Les problèmes liés à la rétine
- Le décollement de la rétine à la suite d’un traumatisme, d’une chirurgie ou d’une dégénérescence;
- la dégénérescence maculaire liée à l'âge, un vieillissement prématuré de la rétine qui se traduit par une perte de vision centrale;
- la rétinopathie diabétique, conséquence du diabète et l'une des premières causes de cécité;
- les troubles de la vision causés par une ischémie (diminution de l'apport sanguin artériel) ou un accident vasculaire cérébral.
Des tunnels microscopiques
Des cellules (les péricytes) enveloppent les capillaires et contrôlent la quantité de sang qui y circule simplement en exerçant ou en relâchant leur pression autour de ces petits vaisseaux sanguins.
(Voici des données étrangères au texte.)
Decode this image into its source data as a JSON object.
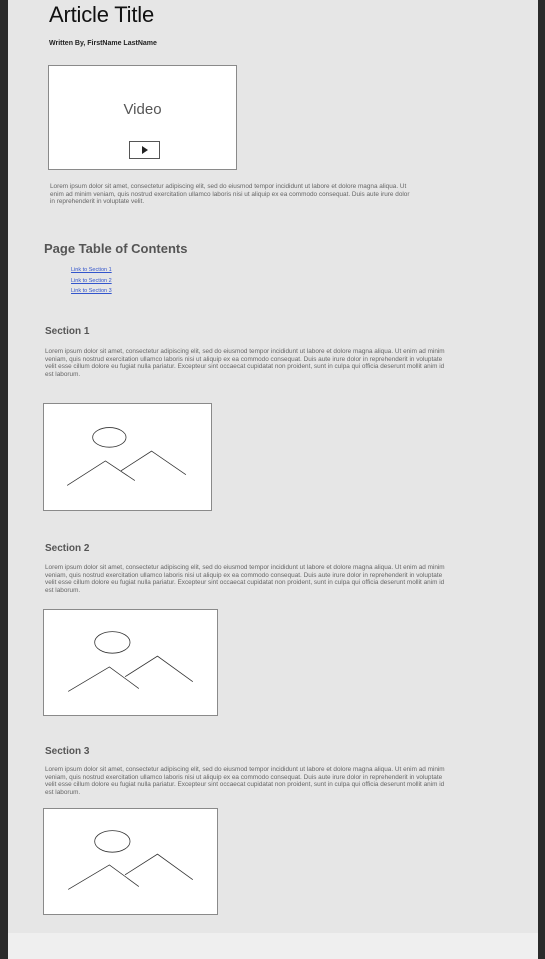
{
  "article": {
    "title": "Article Title",
    "byline": "Written By, FirstName LastName"
  },
  "video": {
    "label": "Video",
    "play_icon": "play-icon"
  },
  "intro": {
    "text": "Lorem ipsum dolor sit amet, consectetur adipiscing elit, sed do eiusmod tempor incididunt ut labore et dolore magna aliqua. Ut enim ad minim veniam, quis nostrud exercitation ullamco laboris nisi ut aliquip ex ea commodo consequat. Duis aute irure dolor in reprehenderit in voluptate velit."
  },
  "toc": {
    "title": "Page Table of Contents",
    "links": [
      {
        "label": "Link to Section 1"
      },
      {
        "label": "Link to Section 2"
      },
      {
        "label": "Link to Section 3"
      }
    ]
  },
  "sections": [
    {
      "title": "Section 1",
      "body": "Lorem ipsum dolor sit amet, consectetur adipiscing elit, sed do eiusmod tempor incididunt ut labore et dolore magna aliqua. Ut enim ad minim veniam, quis nostrud exercitation ullamco laboris nisi ut aliquip ex ea commodo consequat. Duis aute irure dolor in reprehenderit in voluptate velit esse cillum dolore eu fugiat nulla pariatur. Excepteur sint occaecat cupidatat non proident, sunt in culpa qui officia deserunt mollit anim id est laborum.",
      "image_icon": "image-placeholder-icon"
    },
    {
      "title": "Section 2",
      "body": "Lorem ipsum dolor sit amet, consectetur adipiscing elit, sed do eiusmod tempor incididunt ut labore et dolore magna aliqua. Ut enim ad minim veniam, quis nostrud exercitation ullamco laboris nisi ut aliquip ex ea commodo consequat. Duis aute irure dolor in reprehenderit in voluptate velit esse cillum dolore eu fugiat nulla pariatur. Excepteur sint occaecat cupidatat non proident, sunt in culpa qui officia deserunt mollit anim id est laborum.",
      "image_icon": "image-placeholder-icon"
    },
    {
      "title": "Section 3",
      "body": "Lorem ipsum dolor sit amet, consectetur adipiscing elit, sed do eiusmod tempor incididunt ut labore et dolore magna aliqua. Ut enim ad minim veniam, quis nostrud exercitation ullamco laboris nisi ut aliquip ex ea commodo consequat. Duis aute irure dolor in reprehenderit in voluptate velit esse cillum dolore eu fugiat nulla pariatur. Excepteur sint occaecat cupidatat non proident, sunt in culpa qui officia deserunt mollit anim id est laborum.",
      "image_icon": "image-placeholder-icon"
    }
  ],
  "colors": {
    "page_background": "#e6e6e6",
    "outer_background": "#2a2a2a",
    "link": "#3355cc",
    "heading": "#555555"
  }
}
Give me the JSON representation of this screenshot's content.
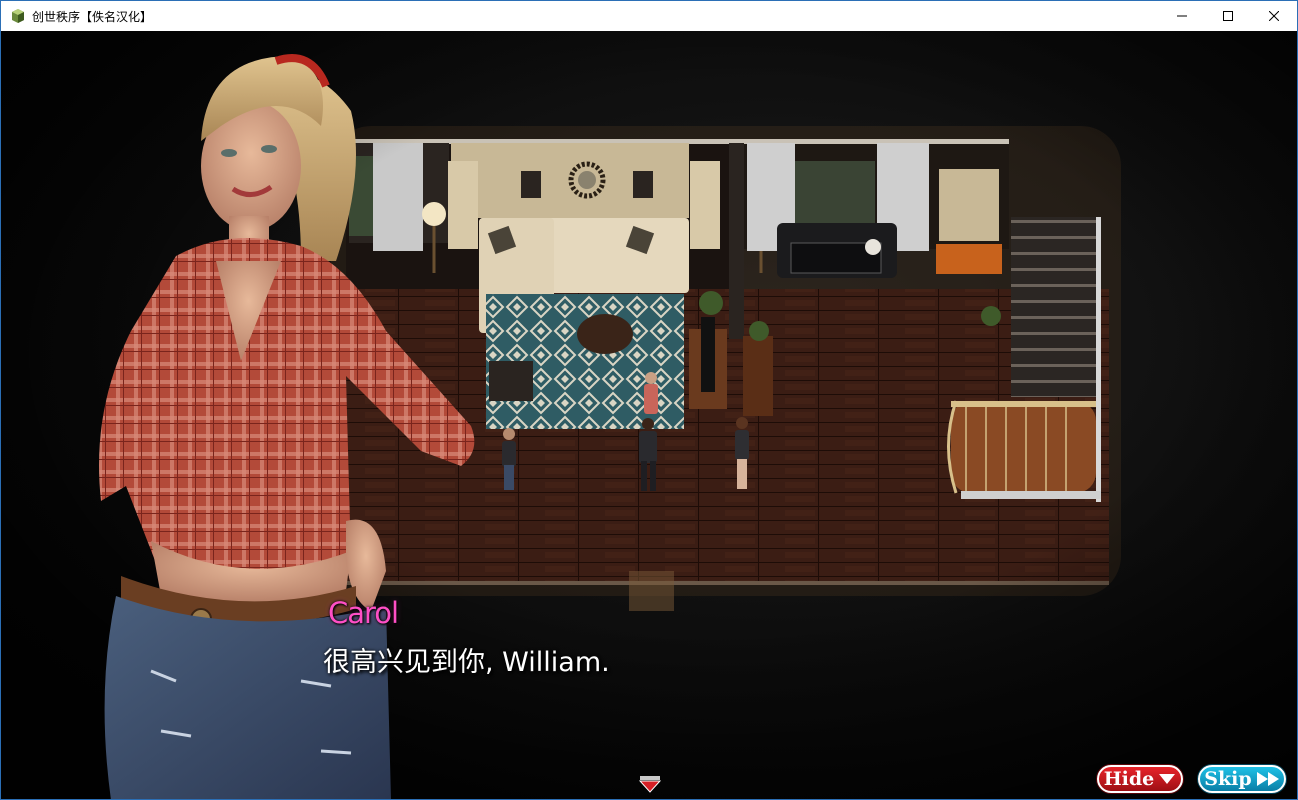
{
  "window": {
    "title": "创世秩序【佚名汉化】",
    "controls": {
      "minimize_icon": "minimize-icon",
      "maximize_icon": "maximize-icon",
      "close_icon": "close-icon"
    }
  },
  "dialogue": {
    "speaker": "Carol",
    "speaker_color": "#ff4fc6",
    "text": "很高兴见到你, William."
  },
  "quick_menu": {
    "hide_label": "Hide",
    "hide_color": "#d81f26",
    "hide_icon": "triangle-down-icon",
    "skip_label": "Skip",
    "skip_color": "#17a9d6",
    "skip_icon": "fast-forward-icon"
  },
  "scene": {
    "location": "house-living-room",
    "characters_on_map": 4,
    "portrait": "carol-portrait"
  }
}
Grâce à une technique microscopique permettant de visualiser les changements vasculaires sur des souris vivantes, nous avons pu montrer que les péricytes projettent des tubes très fins, appelés nanotubes à effet tunnel interpéricytaires, pour communiquer avec d’autres péricytes situés sur des capillaires éloignés
, explique Luis Alarcon-Martinez, qui travaille au laboratoire de la Pre Di Polo et qui est l’un des deux auteurs principaux de ses travaux avec sa collègue Deborah Villafranca-Baughman.
« Les péricytes peuvent se parler grâce à ces nanotubes et apporter le sang là où il est le plus nécessaire. »
Un rôle central
Deborah Villafranca-Baughman ajoute que « les capillaires perdent leurs capacités à transporter le sang là où il le faut quand les nanotubes à effet tunnel sont endommagés, par exemple après un accident vasculaire cérébral ischémique.
L’absence d’apport sanguin qui suit a un effet délétère sur les neurones et les fonctions tissulaires en général
, poursuit la chercheuse.
Cette découverte laisse donc à penser que les déficits microvasculaires observés dans les maladies neurodégénératives telles que les AVC, le glaucome et même la maladie d’Alzheimer pourraient résulter de la perte de nanotubes à effet tunnel et d’une perturbation de la distribution du sang.
Il reste aux chercheurs à démontrer que la protection de ces nanostructures est bénéfique pour traiter les maladies liées à la rétine.
Ces travaux menés sur des souris sont publiés dans la revue Nature (Nouvelle fenêtre) (en anglais).
Les problèmes liés à l’âge
Une autre équipe du CRCHUM a mis au jour le rôle de protéines responsables de la réparation de l’ADN dans l’atténuation d’une réponse inflammatoire des cellules vieillissantes, aussi appelées cellules sénescentes, qui s’accumulent avec l’âge.
Les chercheurs estiment que cette fonction permet de distinguer une cellule légèrement endommagée d’une cellule très malade ou vieillissante. Cette capacité pourrait permettre de réduire la réponse inflammatoire au moment opportun et ainsi d'améliorer le traitement des maladies associées au vieillissement.
Le détail de ces travaux est publié dans les EMBO Reports (Nouvelle fenêtre) (en anglais).